Pathogenic mutations in the gene for methylmalonyl-CoA mutase involved in the intracellular metabolism of cobalamin can induce isolated methylmalonic aciduria. Some of these mutations may be sensitive to cobalamin. The examples presented emphasized the necessity of genetic testing in methylmalonic aciduria instances and the need for standardization of in vivo cobalamin-responsiveness assessments. 

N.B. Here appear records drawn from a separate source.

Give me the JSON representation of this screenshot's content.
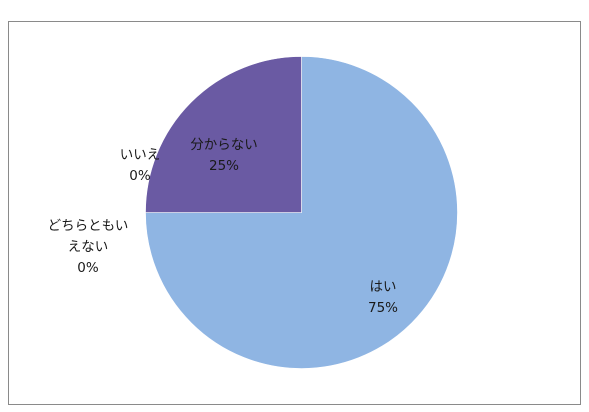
{
  "chart_data": {
    "type": "pie",
    "title": "",
    "start_angle": 0,
    "direction": "clockwise",
    "legend": "none",
    "slices": [
      {
        "label": "はい",
        "value": 75,
        "value_label": "75%",
        "color": "#8fb5e3"
      },
      {
        "label": "どちらともいえない",
        "label_lines": [
          "どちらともい",
          "えない"
        ],
        "value": 0,
        "value_label": "0%",
        "color": "#6fa0d8"
      },
      {
        "label": "いいえ",
        "value": 0,
        "value_label": "0%",
        "color": "#9b6fb0"
      },
      {
        "label": "分からない",
        "value": 25,
        "value_label": "25%",
        "color": "#6a5aa3"
      }
    ]
  }
}
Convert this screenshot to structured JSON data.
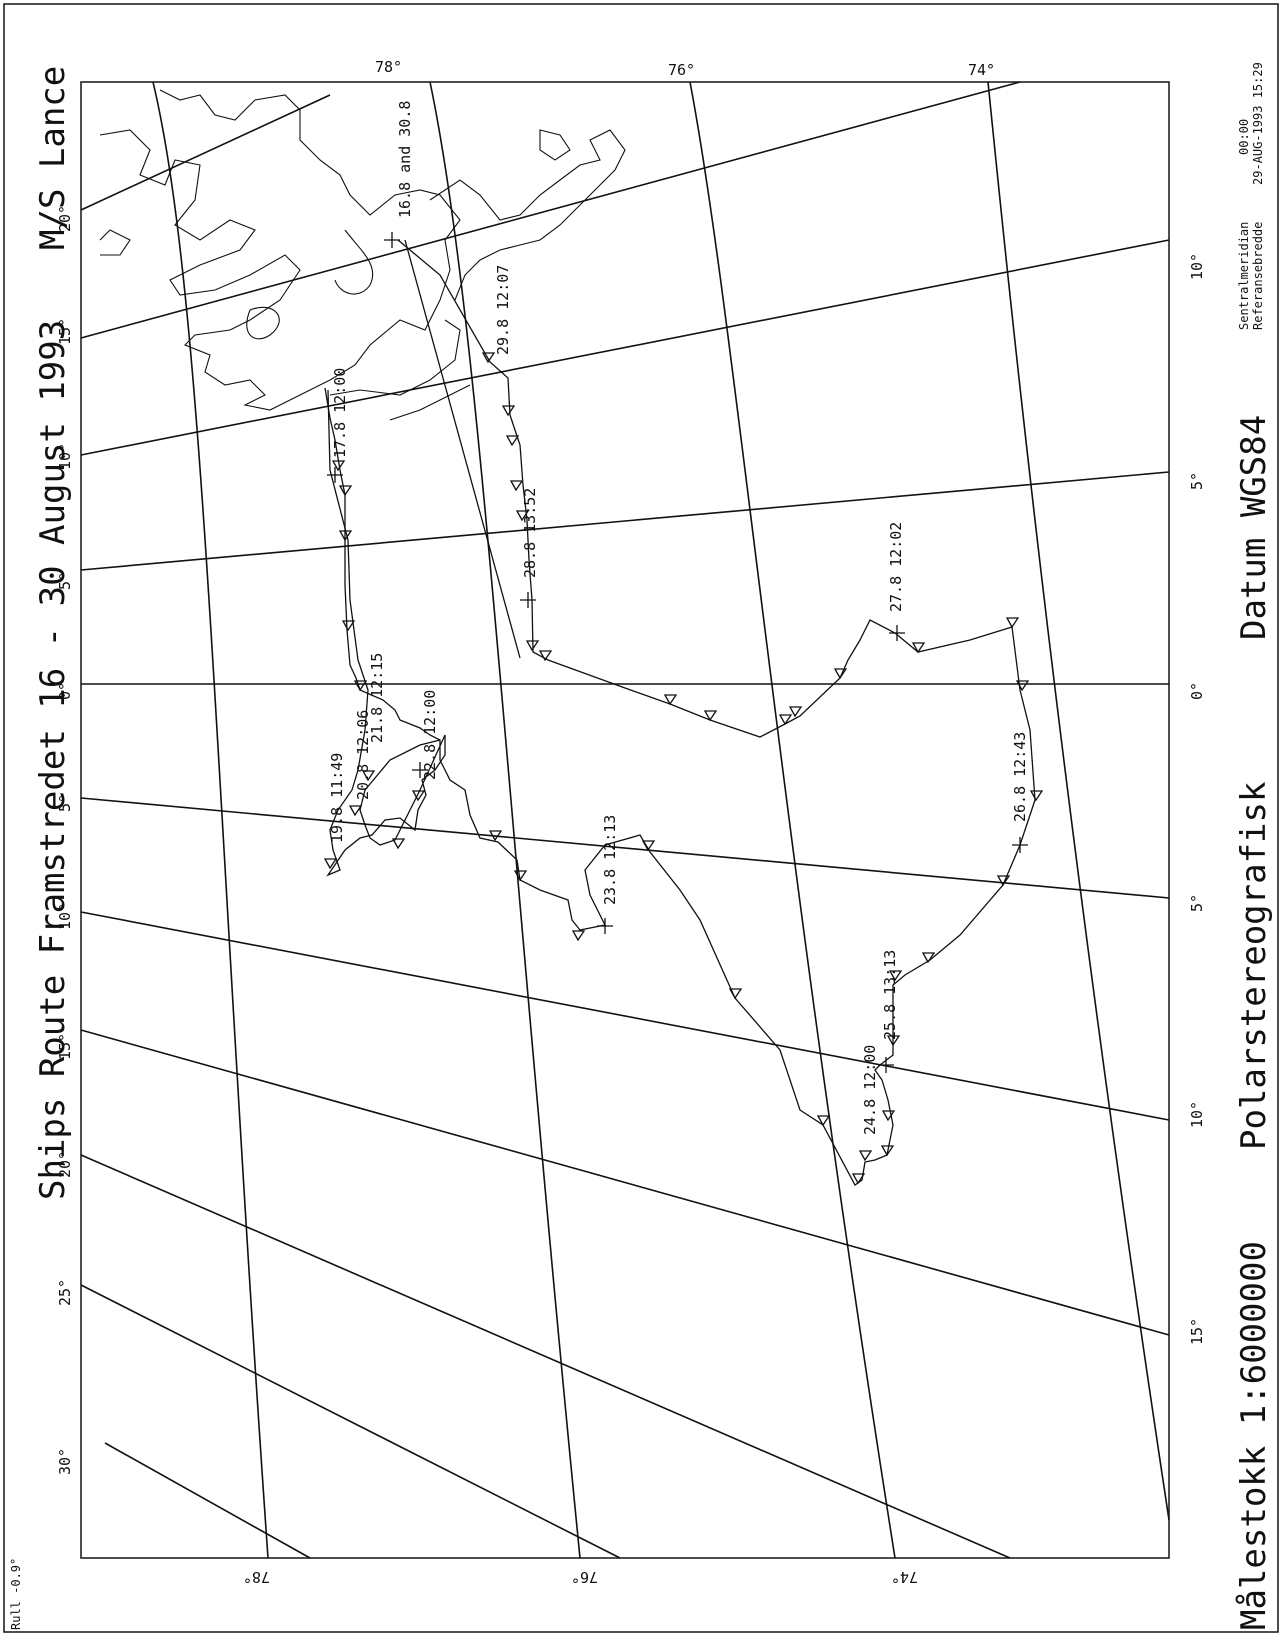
{
  "title": {
    "ship": "M/S Lance",
    "route": "Ships Route Framstredet 16 - 30 August 1993",
    "projection": "Polarstereografisk",
    "datum": "Datum WGS84",
    "scale": "Målestokk 1:6000000"
  },
  "info": {
    "central_meridian_label": "Sentralmeridian",
    "central_meridian_value": "00:00",
    "reference_label": "Referansebredde",
    "reference_value": "29-AUG-1993 15:29",
    "roll": "Rull  -0.9°"
  },
  "lat_ticks": {
    "top": [
      "78°",
      "76°",
      "74°"
    ],
    "bottom": [
      "78°",
      "76°",
      "74°"
    ]
  },
  "lon_ticks_east": [
    "10°",
    "5°",
    "0°",
    "5°",
    "10°",
    "15°"
  ],
  "lon_ticks_west": [
    "20°",
    "15°",
    "10°",
    "5°",
    "0°",
    "5°",
    "10°",
    "15°",
    "20°",
    "25°",
    "30°"
  ],
  "route_labels": [
    "16.8 and 30.8",
    "29.8 12:07",
    "17.8 12:00",
    "28.8 13:52",
    "27.8 12:02",
    "21.8 12:15",
    "22.8 12:00",
    "20.8 12:06",
    "19.8 11:49",
    "23.8 12:13",
    "26.8 12:43",
    "25.8 13:13",
    "24.8 12:00"
  ],
  "colors": {
    "ink": "#111111",
    "paper": "#ffffff"
  }
}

The authors described two patients who developed fast neurological deterioration in the first week of birth due to metabolic acidosis and acute hyperammonemia, necessitating extracorporeal elimination in addition to protein restriction, energy support, carnitine, and vitamin B12 treatment. Both patients had isolated methylmalonic aciduria due to the severity of their clinical symptoms and high methylmalonic acid concentrations in their urine (>30,000 mol/mmol creatinine) without hyperhomocysteinemia. They presumed the cobalamin non-responsive type based on the neonatal manifestation and the high methylmalonic acid urine levels. Both individuals underwent an in vivo test of cobalamin response. Patients 1 and 2 both have bi-allelic mutations in the MMAB and MMAA genes, according to genetic studies. Based on these findings, they began extensive hydroxocobalamin treatment in both patients. Patient 1 had no acute crisis necessitating hospitalization therapy intensification, while Patient 2’s urine methylmalonic acid levels reduced even more.

Despite conducting in vivo cobalamin responsiveness tests in both patients, only the results of molecular genetic studies led to the proper diagnosis and enabled rigorous hydroxocobalamin treatment. For reliable diagnosis and treatment of isolated methylmalonic aciduria, a combination of standardized in vivo cobalamin responsiveness and genetic testing is required.